Emotions are like weather, the clouds, sometimes sun & sometimes rain … hail. But don't forget the deep blue sky behind the weather … our true nature.
Ok, thanks. Ive caught most of these peices in your other threads but just wasnt sure if you were referencing that stuff or other mystery thing or both. ---------- Post added 17th Jun 2016 at 05:01 AM ---------- Yeah, I keep wanting to find a deep thing to say, jedi. But, insomnia brain no good at that. Please know that I care.
I'm with you on this! Started my own thread yesterday that was trying to say much the same thing. You're very good at expressing and explain your feelings and emotions. I don't always reply to your posts because I don't feel that I have anything to add to the discussion, but I read most of them, and find them very helpful and insightful.

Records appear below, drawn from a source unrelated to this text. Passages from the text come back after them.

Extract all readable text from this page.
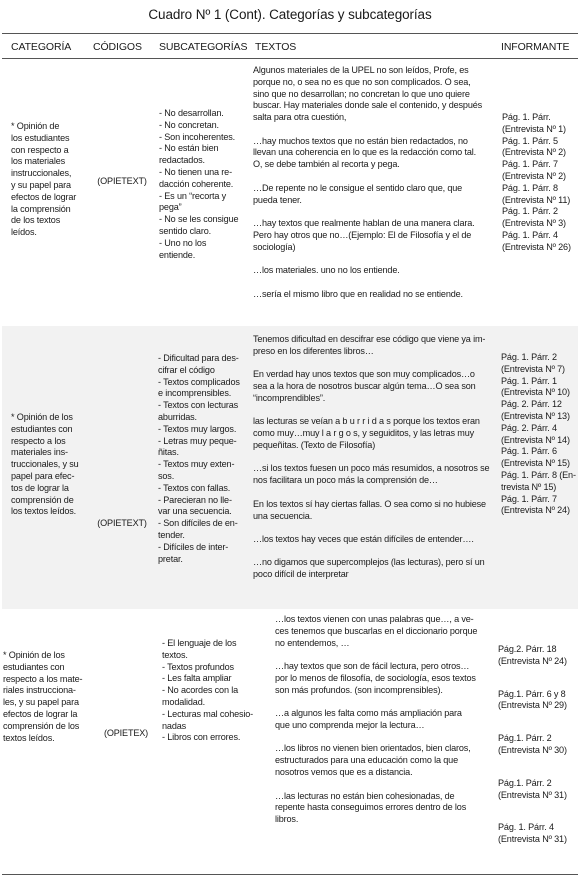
Cuadro Nº 1 (Cont). Categorías y subcategorías
CATEGORÍA CÓDIGOS SUBCATEGORÍAS TEXTOS	INFORMANTE
* Opinión de
los estudiantes
con respecto a
los materiales
instruccionales,
y su papel para
efectos de lograr
la comprensión
de los textos
leídos.
(OPIETEXT)
- No desarrollan.
- No concretan.
- Son incoherentes.
- No están bien
redactados.
- No tienen una re-
dacción coherente.
- Es un “recorta y
pega”
- No se les consigue
sentido claro.
- Uno no los
entiende.
Algunos materiales de la UPEL no son leídos, Profe, es
porque no, o sea no es que no son complicados. O sea,
sino que no desarrollan; no concretan lo que uno quiere
buscar. Hay materiales donde sale el contenido, y después
salta para otra cuestión,
…hay muchos textos que no están bien redactados, no
llevan una coherencia en lo que es la redacción como tal.
O, se debe también al recorta y pega.
…De repente no le consigue el sentido claro que, que
pueda tener.
…hay textos que realmente hablan de una manera clara.
Pero hay otros que no…(Ejemplo: El de Filosofía y el de
sociología)
…los materiales. uno no los entiende.
…sería el mismo libro que en realidad no se entiende.
Pág. 1. Párr.
(Entrevista Nº 1)
Pág. 1. Párr. 5
(Entrevista Nº 2)
Pág. 1. Párr. 7
(Entrevista Nº 2)
Pág. 1. Párr. 8
(Entrevista Nº 11)
Pág. 1. Párr. 2
(Entrevista Nº 3)
Pág. 1. Párr. 4
(Entrevista Nº 26)
* Opinión de los
estudiantes con
respecto a los
materiales ins-
truccionales, y su
papel para efec-
tos de lograr la
comprensión de
los textos leídos.
(OPIETEXT)
- Dificultad para des-
cifrar el código
- Textos complicados
e incomprensibles.
- Textos con lecturas
aburridas.
- Textos muy largos.
- Letras muy peque-
ñitas.
- Textos muy exten-
sos.
- Textos con fallas.
- Parecieran no lle-
var una secuencia.
- Son difíciles de en-
tender.
- Difíciles de inter-
pretar.
Tenemos dificultad en descifrar ese código que viene ya im-
preso en los diferentes libros…
En verdad hay unos textos que son muy complicados…o
sea a la hora de nosotros buscar algún tema…O sea son
“incomprendibles”.
las lecturas se veían a b u r r i d a s porque los textos eran
como muy…muy l a r g o s, y seguiditos, y las letras muy
pequeñitas. (Texto de Filosofía)
…si los textos fuesen un poco más resumidos, a nosotros se
nos facilitara un poco más la comprensión de…
En los textos sí hay ciertas fallas. O sea como si no hubiese
una secuencia.
…los textos hay veces que están difíciles de entender….
…no digamos que supercomplejos (las lecturas), pero sí un
poco difícil de interpretar
Pág. 1. Párr. 2
(Entrevista Nº 7)
Pág. 1. Párr. 1
(Entrevista Nº 10)
Pág. 2. Párr. 12
(Entrevista Nº 13)
Pág. 2. Párr. 4
(Entrevista Nº 14)
Pág. 1. Párr. 6
(Entrevista Nº 15)
Pág. 1. Párr. 8 (En-
trevista Nº 15)
Pág. 1. Párr. 7
(Entrevista Nº 24)
* Opinión de los
estudiantes con
respecto a los mate-
riales instrucciona-
les, y su papel para
efectos de lograr la
comprensión de los
textos leídos.	(OPIETEX)
- El lenguaje de los
textos.
- Textos profundos
- Les falta ampliar
- No acordes con la
modalidad.
- Lecturas mal cohesio-
nadas
- Libros con errores.
…los textos vienen con unas palabras que…, a ve-
ces tenemos que buscarlas en el diccionario porque
no entendemos, …
…hay textos que son de fácil lectura, pero otros…
por lo menos de filosofía, de sociología, esos textos
son más profundos. (son incomprensibles).
…a algunos les falta como más ampliación para
que uno comprenda mejor la lectura…
…los libros no vienen bien orientados, bien claros,
estructurados para una educación como la que
nosotros vemos que es a distancia.
…las lecturas no están bien cohesionadas, de
repente hasta conseguimos errores dentro de los
libros.
Pág.2. Párr. 18
(Entrevista Nº 24)
Pág.1. Párr. 6 y 8
(Entrevista Nº 29)
Pág.1. Párr. 2
(Entrevista Nº 30)
Pág.1. Párr. 2
(Entrevista Nº 31)
Pág. 1. Párr. 4
(Entrevista Nº 31)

Baristajedi and Notmyname, I think we're all in similar boats. Every time I read your posts, I feel like you're writing my own feelings down for me. I've been on that same emotional roller-coaster lately. Sometimes it feels great, and others I feel lost, alone, and concerned about everything I've done in my past. I'm trying to convince myself that these aren't bad feelings, they're just plain feelings that I have to work through. I've boxed up so much for so long that I need to learn how to feel them, be vulnerable, and cope with that. It's not a bad thing to feel. Right?